Характеризуя своего персонажа через смешение «божественного» и «звериного», Белый подчеркивает статичность, «профильность» Аполлоновой маски и избыточную подвижность, мимичность «лягушонка» («ужимочки, бесцельные потирания иногда потных рук, наконец, неприятное лягушачье выражение улыбки, проистекавшее от несходившей с лица игры всевозможнейших типов»). Изучавший историю культурного освоения природных феноменов М. Б. Ямпольский убедительно показал, что в XVIII веке происходит процесс кристаллизации исключительно важного для европейской культуры противопоставления идеальной, неподвижной, бесстрастной, статуарной красоты и «низкой» бестиальности, наделенной страстями и чрезмерной мимикой[202]. Причем кодифицируется данная конструкция (безусловно актуальная, как отмечает исследователь, и для культуры XX века[203]) в физиогномической традиции[204], точнее, в зоофизиогномике.

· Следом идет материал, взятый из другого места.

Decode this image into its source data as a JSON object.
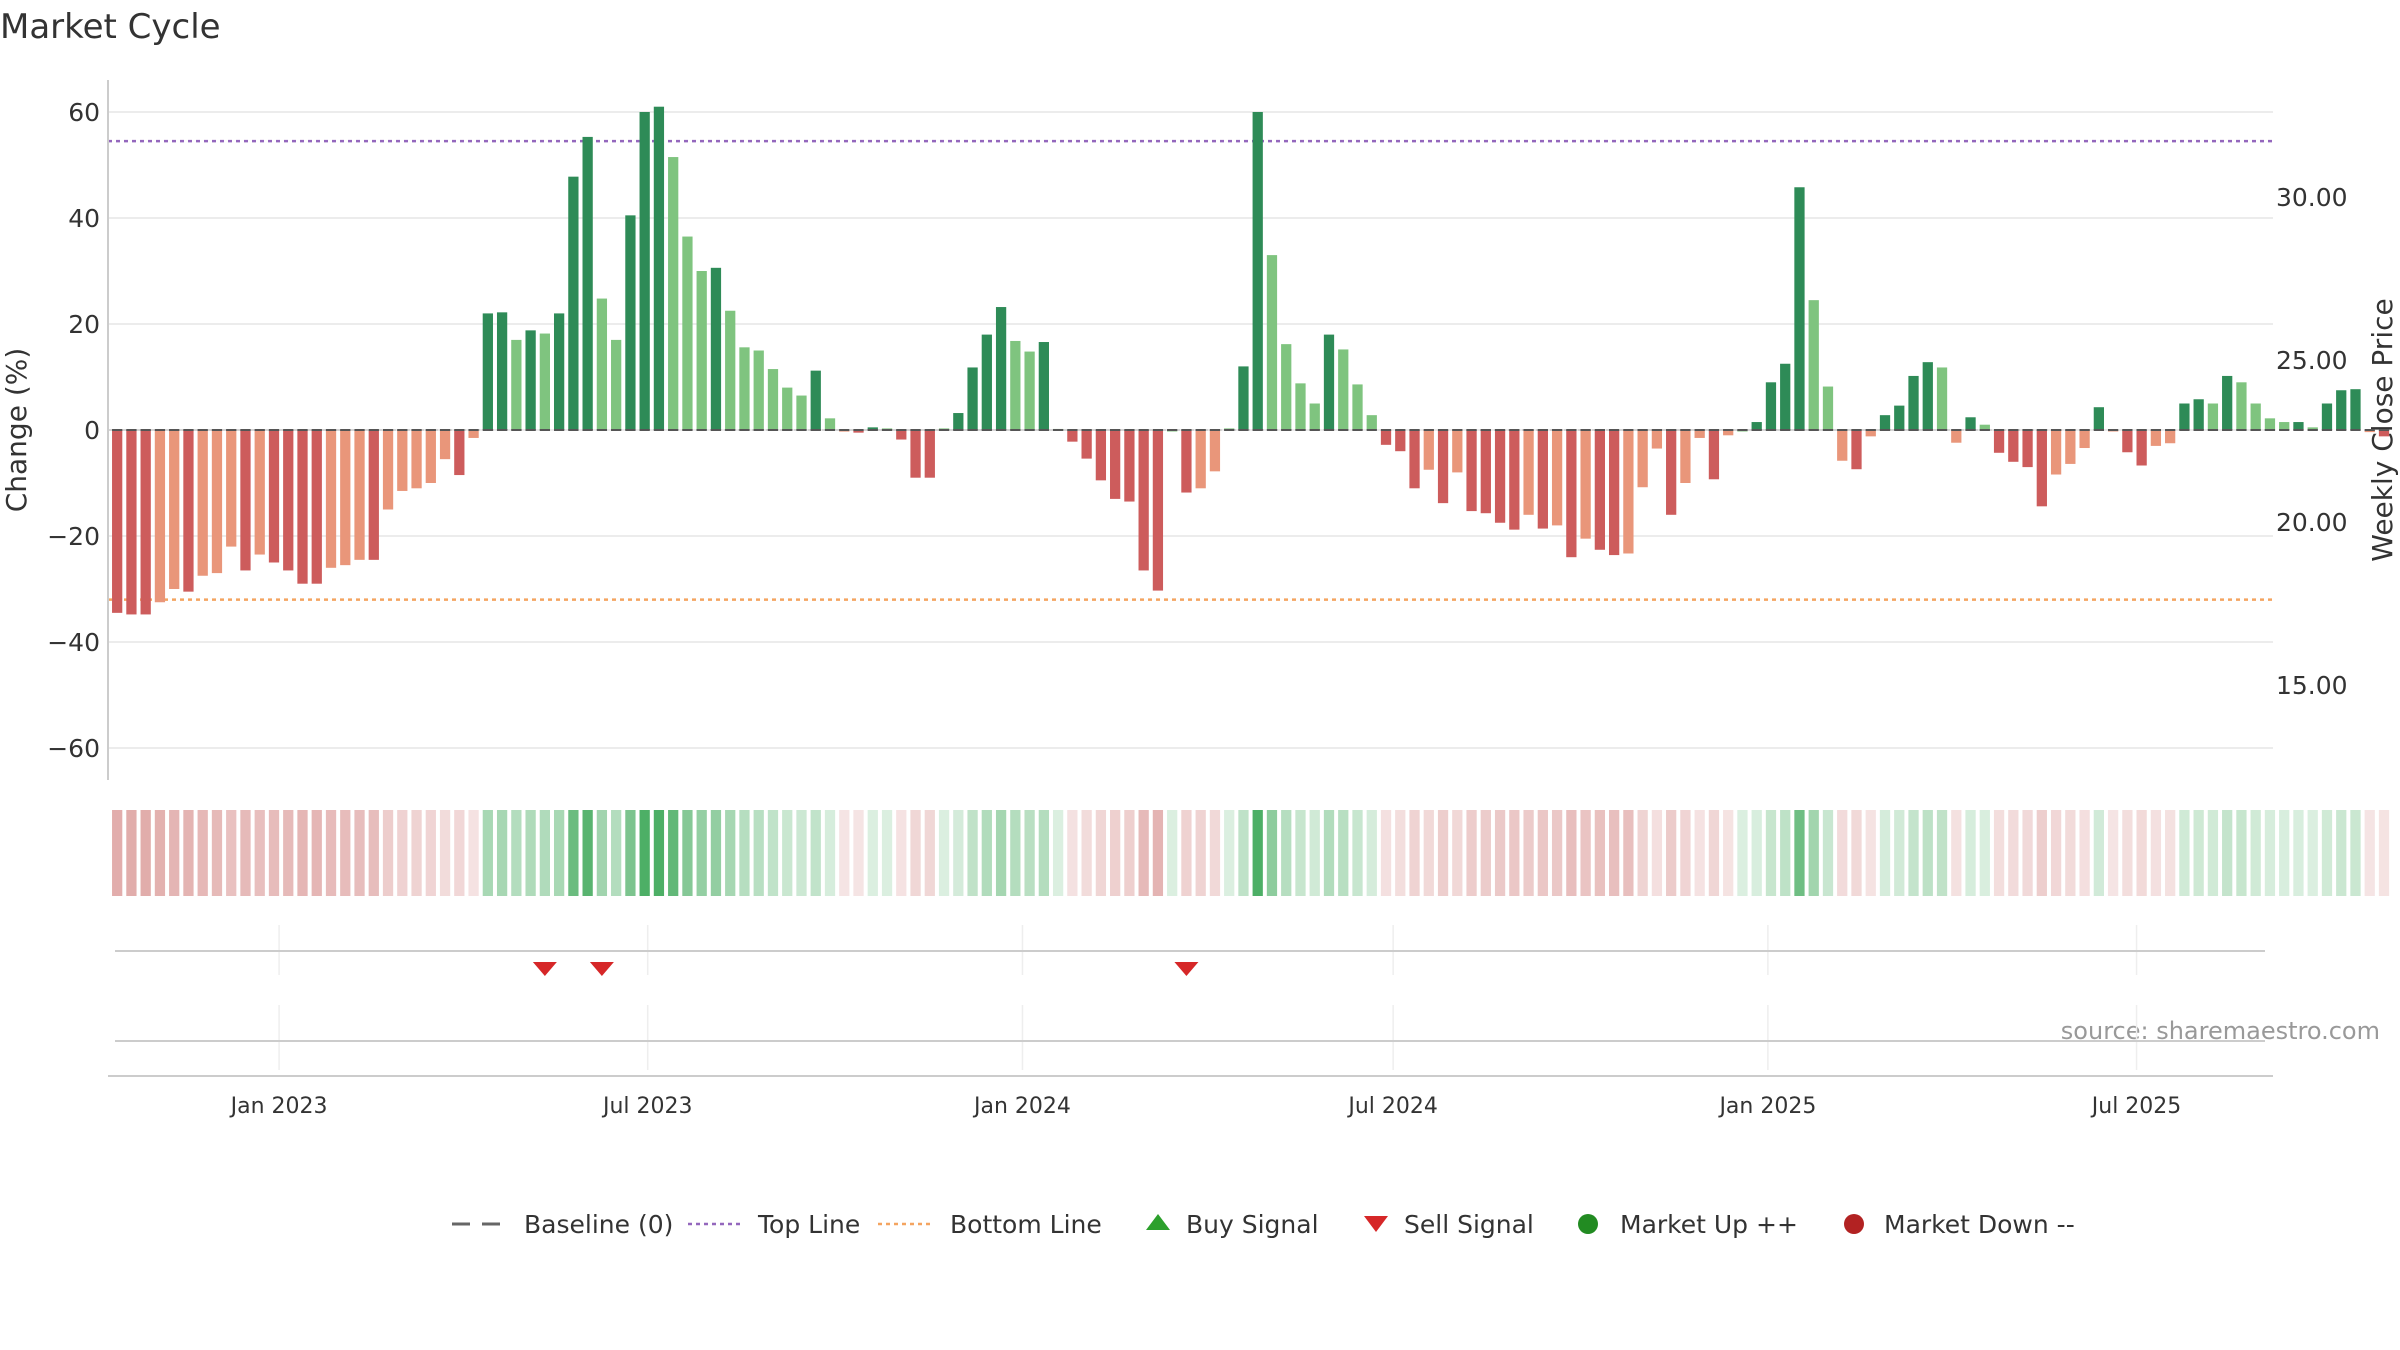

Как известно, одним из ключевых эпизодов в длительной истории зоофизиогномики стала работа голландского врача П. Кампера, построившего своеобразную эволюционную модель и опиравшегося на идею так называемого «лицевого угла», то есть угла между «горизонталью и линией, проведенной ото лба к верхней губе»[205]. В качестве двух крайних полюсов эволюционной шкалы Кампера выступали предельная бестиальность обезьяны с ее лицевым углом в 42 градуса и воплощавший идеал классического, винкельмановского совершенства профиль Аполлона — со 100 градусами. Соответственно увеличение лицевого угла означало движение по эволюционной шкале вверх — к совершенству, разуму и отсутствию низких страстей. Как отмечает известный французский искусствовед Юргис Балтрушайтис в своем очерке истории зоофизиогномики[206], схема и метод Кампера были подхвачены швейцарским физиогномистом И. К. Лафатером, настаивавшим, впрочем, на своей интеллектуальной независимости, а кроме того, полагавшим, что его эволюционная шкала — по сравнению с камперовской — выигрывает в точности. Среди прочих новшеств Лафатер «предложил свою собственную шкалу лицевого угла, которую он назвал „линией анимальности“ (la ligne d’animalit?)»[207], пойдя при этом в сторону заострения лицевого угла на низшей ступени эволюции. Двадцать четыре эволюционные стадии, выделенные Лафатером благодаря линии анимальности, приводили в качестве высшей точки эволюционной шкалы к идеальному профилю Аполлона, а в качестве низшего, исходного момента лафатеровской шкалы «постепенного очеловечивания» выступала лягушка (ил. 1–2), являвшаяся в системе швейцарского физиогномиста воплощением природы «наиболее низкой и животной» («la plus ignoble et la plus bestiale»)[208]. Причем, описывая стадии перехода от лягушки к Аполлону, от чистой бестиальности к антропологическому совершенству, Лафатер дополняет характеристики полюсов своей эволюционной шкалы, соотнося высшую точку с гением, подобным кантовскому[209].

Как пишет Балтрушайтис, схемы, выстроенные Кампером и Лафатером, были подхвачены культурой XIX столетия, при этом весьма восприимчивыми к этим системам оказались художники-карикатуристы, активно перерабатывавшие конструкции, предложенные зоофизиогномикой. Именно в сфере карикатуры эволюционная модель Лафатера была подвергнута реверсированию, словно предвосхищавшему трактат Мореля о дегенерации (1857). Так, в частности, Балтрушайтис отметил гравюру прославленного французского карикатуриста Ж.-Ж. Гранвиля «Apollon descend vers la grenouille» (1844)[210], в которой эволюционная шкала Лафатера обращена вспять, эволюция трансформирована в инволюцию, в своего рода движение в сторону вырождения и регресса[211] (ил. 3).

Данный контекст, как кажется, указывает на то, что использование Белым лафатеровской пары[212] следует связывать не только с желанием автора подчеркнуть «разорванность», антитетичность характера Аблеухова-младшего через традиционные репрезентанты крайностей, но и с эволюционным характером данной конструкции, легко вписавшейся в линию героя-«выродка», который одержим, терзаем «страхами и ужасами» родового «наследства»[213] и которому в процессе разворачивания романного сюжета предстоит пройти через радикальное «перерождение» «органов чувств», через своего рода «вочеловечение»[214].